The Security Track at the ACM Symposium on Applied Computing
Statistics and General Information about SAC 2005
Statistics and General Information about the Security Track @ SAC 2005.

The increasing importance of information security to society in the 21st century is widely acknowledged. This is reflected by the growing interest in the Security Track, which is now in its fourth edition. This year's success is in large part due to the efforts of the expanded Program Committee, composed of 18 leading researchers coming from Academia and Industry:

Originating from over 20 different countries, the 46 submissions were included in a blind review process that involved 34 reviewers (composed of PC members and their delegates) from 28 institutions. The reviewers did an outstanding job and the whole process generated nearly 150 reviews - each paper was reviewed by at least 3 reviewers. Based on the reviewers' reports and the general ACM SAC guidelines for evaluation of submissions, only 9 papers were accepted, a rate of approximately 20\%. Contents range from software birthmarking to elliptic-curve key establishment to privacy policies for clinical information.

The 2005 Security Track is divided into 2 sessions.

Session 1 - Cryptographic techniques and Protocols - is chaired by Bella.
Khurana et al propose a protocol to support security requirements, authentication, secrecy and integrity for e-mail list services. Myles and Collberg propose a software birthmarking technique that enjoys credibility and resilience to semantics-preserving transformations. It computes a set of unique opcode sequences for a set of modules. Anshul and Roy propose the use of zero-knowledge techniques for the authentication in wireless sensor networks. Strangio proposes a Diffie Hellman, elliptic-curve based key-agreement protocol.
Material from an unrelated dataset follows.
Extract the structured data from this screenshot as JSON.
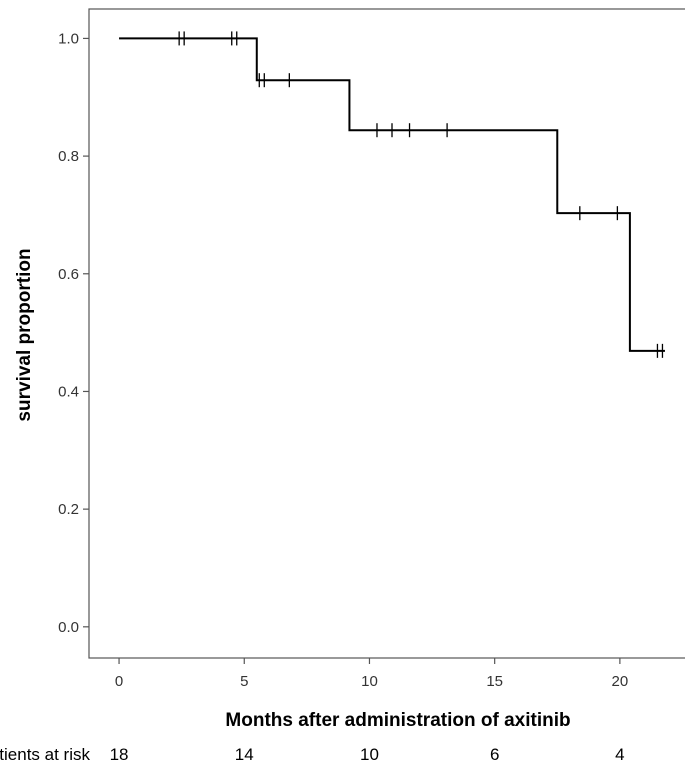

Session 2 - Policies and Databases - is chaired by Ryan.
Sohr et al investigate formal specifications privacy policies for clinical records. Ungureanu proposes a framework to make the process of discovering and validating a chain of authorisation more efficient. Uppuluri et al. investigates vulnerabilities arising from the adversary exploiting atomicity assumptions in compound operations. They propose mechanisms to monitor the systems behaviour and detect potential exploitations of such vulnerabilities. Yang and Yu investigate the specification and enforcement of security policies across databases with differing policies. Zhang et al.  introduce an attribute based access control model, along with some decidability results.